Davis didn’t start acting until 2018; before performing in the Century Cycle, she had stuck to musicals. For King Hedley II, she specifically auditioned for Tonya, in whom she saw a certain defiance and an effort by the character to put her foot down.

“She is truly fighting for her marriage and for her husband to love her. She’s a total 180 from the other character that I played, Risa in Two Trains [Running],” she says. “Two different characters, but totally a lot of fun to play both, and explore my range.”

August Wilson. Photo by Rich Sugg/TNS/zumapress.org

A safe, predominantly Black rehearsal space to explore that range, via the work of a celebrated Black playwright, has been a powerful gift for the actors who have performed the Cycle at the Jefferson School.

“When you, as a person, feel fully seen, feel completely able to be who you are … absolutely, you’re going to be more willing to be vulnerable in front of people,” says Scott-Jones. “And that’s what acting is all about: being vulnerable.”

“There is a freedom there,” says Marcus. “Especially for a number of us, our experience in theater has been in predominantly white spaces, not even necessarily in predominantly diverse spaces. And understanding the context of what it’s like to live in Charlottesville, it was very, very freeing.”

As Scott-Jones and Andrea Douglas, executive director of the Jefferson School, shepherd their joint project to its conclusion, they hope the public will attend the accompanying symposium to learn more about the power of Wilson’s work.

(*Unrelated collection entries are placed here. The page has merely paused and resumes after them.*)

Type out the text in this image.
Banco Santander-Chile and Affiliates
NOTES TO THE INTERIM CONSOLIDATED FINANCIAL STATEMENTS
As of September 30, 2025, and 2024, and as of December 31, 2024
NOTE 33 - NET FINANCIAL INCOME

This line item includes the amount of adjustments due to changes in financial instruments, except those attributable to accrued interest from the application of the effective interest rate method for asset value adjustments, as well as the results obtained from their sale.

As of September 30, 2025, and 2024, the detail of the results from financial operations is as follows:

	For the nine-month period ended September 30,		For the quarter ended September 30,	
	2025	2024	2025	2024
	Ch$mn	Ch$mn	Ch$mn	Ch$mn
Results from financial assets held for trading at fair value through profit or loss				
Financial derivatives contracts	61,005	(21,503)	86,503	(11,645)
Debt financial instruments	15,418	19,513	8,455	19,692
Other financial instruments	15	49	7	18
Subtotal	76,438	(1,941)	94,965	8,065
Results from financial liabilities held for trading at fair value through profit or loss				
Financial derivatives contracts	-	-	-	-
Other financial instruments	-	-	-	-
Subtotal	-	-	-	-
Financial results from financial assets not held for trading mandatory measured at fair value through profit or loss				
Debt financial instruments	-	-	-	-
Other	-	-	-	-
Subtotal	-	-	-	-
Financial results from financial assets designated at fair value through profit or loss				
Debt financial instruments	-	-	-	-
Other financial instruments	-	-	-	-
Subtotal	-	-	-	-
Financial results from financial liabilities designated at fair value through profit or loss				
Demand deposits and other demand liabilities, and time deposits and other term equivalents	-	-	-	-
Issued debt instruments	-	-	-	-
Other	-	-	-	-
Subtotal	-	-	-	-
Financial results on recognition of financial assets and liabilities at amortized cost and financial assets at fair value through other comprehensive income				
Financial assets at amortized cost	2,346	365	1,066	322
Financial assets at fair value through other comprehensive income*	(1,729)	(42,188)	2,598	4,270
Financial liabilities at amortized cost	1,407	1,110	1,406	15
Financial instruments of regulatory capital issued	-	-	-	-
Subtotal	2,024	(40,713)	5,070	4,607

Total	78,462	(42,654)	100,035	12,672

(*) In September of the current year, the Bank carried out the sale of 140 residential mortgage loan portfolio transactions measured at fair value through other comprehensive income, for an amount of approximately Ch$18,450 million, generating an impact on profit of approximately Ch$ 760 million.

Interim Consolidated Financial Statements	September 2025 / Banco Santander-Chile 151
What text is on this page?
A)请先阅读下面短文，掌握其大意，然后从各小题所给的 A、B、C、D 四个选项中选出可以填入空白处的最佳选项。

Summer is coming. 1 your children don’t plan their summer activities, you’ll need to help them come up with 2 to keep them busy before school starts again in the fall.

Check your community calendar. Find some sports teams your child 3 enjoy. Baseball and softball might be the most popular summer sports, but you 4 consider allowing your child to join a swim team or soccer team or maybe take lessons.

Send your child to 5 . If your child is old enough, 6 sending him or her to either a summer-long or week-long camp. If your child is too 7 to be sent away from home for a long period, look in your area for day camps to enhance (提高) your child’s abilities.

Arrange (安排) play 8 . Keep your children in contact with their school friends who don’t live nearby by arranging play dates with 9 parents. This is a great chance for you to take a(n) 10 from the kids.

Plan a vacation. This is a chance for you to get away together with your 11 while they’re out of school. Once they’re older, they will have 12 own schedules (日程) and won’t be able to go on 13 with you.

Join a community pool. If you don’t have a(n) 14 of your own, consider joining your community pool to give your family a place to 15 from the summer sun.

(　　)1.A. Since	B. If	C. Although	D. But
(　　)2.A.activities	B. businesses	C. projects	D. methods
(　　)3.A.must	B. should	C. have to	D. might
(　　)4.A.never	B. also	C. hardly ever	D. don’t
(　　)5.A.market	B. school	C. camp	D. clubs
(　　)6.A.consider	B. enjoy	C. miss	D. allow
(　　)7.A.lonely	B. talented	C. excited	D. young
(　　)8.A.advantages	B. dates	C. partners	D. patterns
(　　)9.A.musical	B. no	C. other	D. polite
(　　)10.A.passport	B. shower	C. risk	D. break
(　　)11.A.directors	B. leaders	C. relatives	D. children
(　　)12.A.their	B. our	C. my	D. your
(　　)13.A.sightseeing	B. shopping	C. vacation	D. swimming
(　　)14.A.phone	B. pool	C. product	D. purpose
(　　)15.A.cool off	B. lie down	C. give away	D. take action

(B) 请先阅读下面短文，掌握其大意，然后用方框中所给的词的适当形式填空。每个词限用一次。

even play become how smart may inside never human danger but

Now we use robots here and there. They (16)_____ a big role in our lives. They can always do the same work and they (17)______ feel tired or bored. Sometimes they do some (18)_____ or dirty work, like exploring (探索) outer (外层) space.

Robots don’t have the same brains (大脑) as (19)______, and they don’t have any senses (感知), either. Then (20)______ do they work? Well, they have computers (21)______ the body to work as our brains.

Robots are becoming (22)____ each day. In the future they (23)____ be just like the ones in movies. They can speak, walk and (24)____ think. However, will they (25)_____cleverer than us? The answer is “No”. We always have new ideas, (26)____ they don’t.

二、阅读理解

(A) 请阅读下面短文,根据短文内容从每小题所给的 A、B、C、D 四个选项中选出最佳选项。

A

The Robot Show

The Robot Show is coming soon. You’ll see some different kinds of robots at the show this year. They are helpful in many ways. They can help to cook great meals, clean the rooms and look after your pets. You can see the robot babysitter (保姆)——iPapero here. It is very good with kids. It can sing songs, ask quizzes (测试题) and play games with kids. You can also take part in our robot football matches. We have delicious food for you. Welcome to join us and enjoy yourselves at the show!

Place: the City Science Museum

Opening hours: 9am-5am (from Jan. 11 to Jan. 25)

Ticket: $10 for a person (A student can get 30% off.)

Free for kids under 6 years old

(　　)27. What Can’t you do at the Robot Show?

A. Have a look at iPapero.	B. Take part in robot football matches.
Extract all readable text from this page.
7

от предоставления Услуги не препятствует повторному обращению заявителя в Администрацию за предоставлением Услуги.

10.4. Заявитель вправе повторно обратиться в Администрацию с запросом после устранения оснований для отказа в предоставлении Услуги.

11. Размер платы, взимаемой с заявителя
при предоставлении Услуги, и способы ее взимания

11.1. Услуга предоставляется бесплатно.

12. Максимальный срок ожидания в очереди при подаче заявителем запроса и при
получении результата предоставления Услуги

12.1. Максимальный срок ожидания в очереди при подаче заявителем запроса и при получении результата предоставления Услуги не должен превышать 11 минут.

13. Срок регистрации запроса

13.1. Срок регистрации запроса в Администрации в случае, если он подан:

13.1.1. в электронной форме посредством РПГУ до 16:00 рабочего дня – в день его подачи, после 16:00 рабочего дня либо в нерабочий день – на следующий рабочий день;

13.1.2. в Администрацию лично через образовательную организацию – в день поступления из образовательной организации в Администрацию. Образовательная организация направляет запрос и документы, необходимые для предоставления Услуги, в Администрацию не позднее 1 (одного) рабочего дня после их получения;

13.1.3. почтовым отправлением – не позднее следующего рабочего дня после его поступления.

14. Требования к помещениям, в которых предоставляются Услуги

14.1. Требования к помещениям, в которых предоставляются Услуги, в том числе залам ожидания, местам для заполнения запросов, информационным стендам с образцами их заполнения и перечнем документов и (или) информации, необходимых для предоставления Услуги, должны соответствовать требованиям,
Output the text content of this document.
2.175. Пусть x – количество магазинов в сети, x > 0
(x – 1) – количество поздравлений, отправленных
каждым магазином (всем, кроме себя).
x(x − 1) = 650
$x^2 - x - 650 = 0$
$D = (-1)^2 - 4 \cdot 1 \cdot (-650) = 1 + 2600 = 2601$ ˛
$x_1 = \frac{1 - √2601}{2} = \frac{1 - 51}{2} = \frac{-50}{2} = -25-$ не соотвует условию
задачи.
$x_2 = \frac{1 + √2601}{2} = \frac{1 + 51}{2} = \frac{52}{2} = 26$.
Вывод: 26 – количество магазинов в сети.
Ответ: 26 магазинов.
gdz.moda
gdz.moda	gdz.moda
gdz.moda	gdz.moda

“The classes and the conversations that we’re having apply to not just theater, they apply to literature, they apply to music, they apply to history and social studies,” says Scott-Jones. “Anybody who is involved in the arts at all should absolutely be present for some of these conversations. It’s not just talking about what we’ve done, it’s talking about the work of being a theatrical artist, being an artist, on a global level.”

“Just like Shakespeare,” she says, Wilson’s “work is absolutely transferable to anybody who watches it.”